While Satya Nadella’s warning about the risks of proprietary AI is grounded in valid concerns regarding data ownership, the proposed solution of sovereign AI may be out of reach for many organizations. Building, maintaining, and securing private AI infrastructure requires significant capital, specialized technical talent, and massive computational resources that are typically only available to the largest corporations. For small and medium-sized enterprises, the trade-off between using powerful, pre-trained models and the risk of data exposure is often a matter of survival. These firms may lack the capacity to develop their own models and must rely on third-party providers to remain competitive.
Furthermore, the argument that companies are paying twice for AI ignores the immense value that these models provide in terms of productivity and efficiency. For many, the ability to leverage a world-class AI model—even with the associated data-sharing risks—is what allows them to scale operations and compete in a global market. The cost of not using these tools could be far higher than the potential loss of some institutional knowledge. For these businesses, the focus should perhaps be on better contractual protections and improved privacy-preserving technologies rather than a wholesale shift toward sovereign AI.

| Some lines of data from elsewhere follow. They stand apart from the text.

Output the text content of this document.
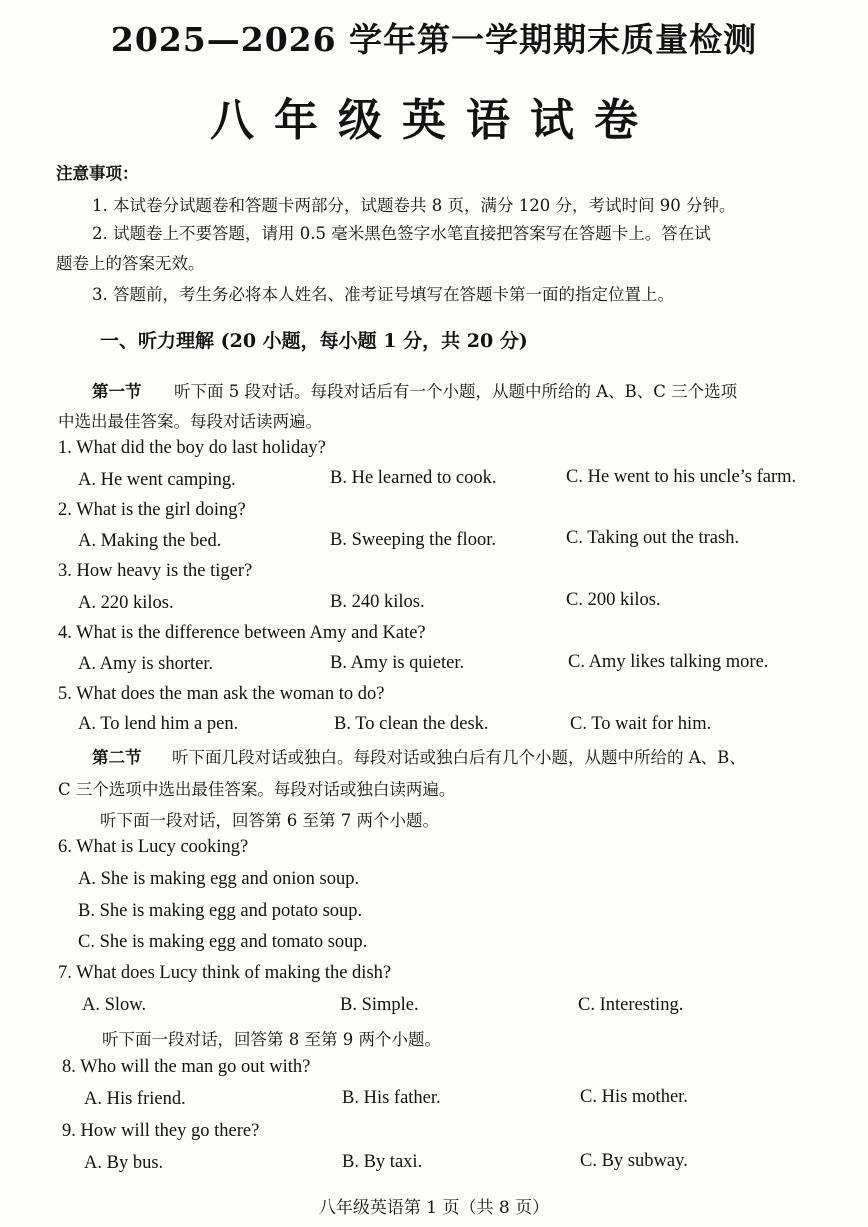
2025—2026 学年第一学期期末质量检测
八年级英语试卷
注意事项：
1. 本试卷分试题卷和答题卡两部分，试题卷共 8 页，满分 120 分，考试时间 90 分钟。
2. 试题卷上不要答题，请用 0.5 毫米黑色签字水笔直接把答案写在答题卡上。答在试
题卷上的答案无效。
3. 答题前，考生务必将本人姓名、准考证号填写在答题卡第一面的指定位置上。
一、听力理解 (20 小题，每小题 1 分，共 20 分)
第一节 听下面 5 段对话。每段对话后有一个小题，从题中所给的 A、B、C 三个选项
中选出最佳答案。每段对话读两遍。
1. What did the boy do last holiday?
A. He went camping.	B. He learned to cook.	C. He went to his uncle’s farm.
2. What is the girl doing?
A. Making the bed.	B. Sweeping the floor.	C. Taking out the trash.
3. How heavy is the tiger?
A. 220 kilos.	B. 240 kilos.	C. 200 kilos.
4. What is the difference between Amy and Kate?
A. Amy is shorter.	B. Amy is quieter.	C. Amy likes talking more.
5. What does the man ask the woman to do?
A. To lend him a pen.	B. To clean the desk.	C. To wait for him.
第二节 听下面几段对话或独白。每段对话或独白后有几个小题，从题中所给的 A、B、
C 三个选项中选出最佳答案。每段对话或独白读两遍。
听下面一段对话，回答第 6 至第 7 两个小题。
6. What is Lucy cooking?
A. She is making egg and onion soup.
B. She is making egg and potato soup.
C. She is making egg and tomato soup.
7. What does Lucy think of making the dish?
A. Slow.	B. Simple.	C. Interesting.
听下面一段对话，回答第 8 至第 9 两个小题。
8. Who will the man go out with?
A. His friend.	B. His father.	C. His mother.
9. How will they go there?
A. By bus.	B. By taxi.	C. By subway.
八年级英语第 1 页（共 8 页）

There is also a risk that the push for sovereign AI could lead to increased fragmentation in the technology landscape. If every company attempts to build its own siloed AI, the industry may lose the benefits of collective learning and standardized innovation. A more balanced approach might involve demanding greater transparency and stricter data-usage policies from AI providers, rather than encouraging a retreat into private, isolated systems. The challenge is to find a middle ground that protects corporate interests without stifling the accessibility that has made AI a transformative force for businesses of all sizes.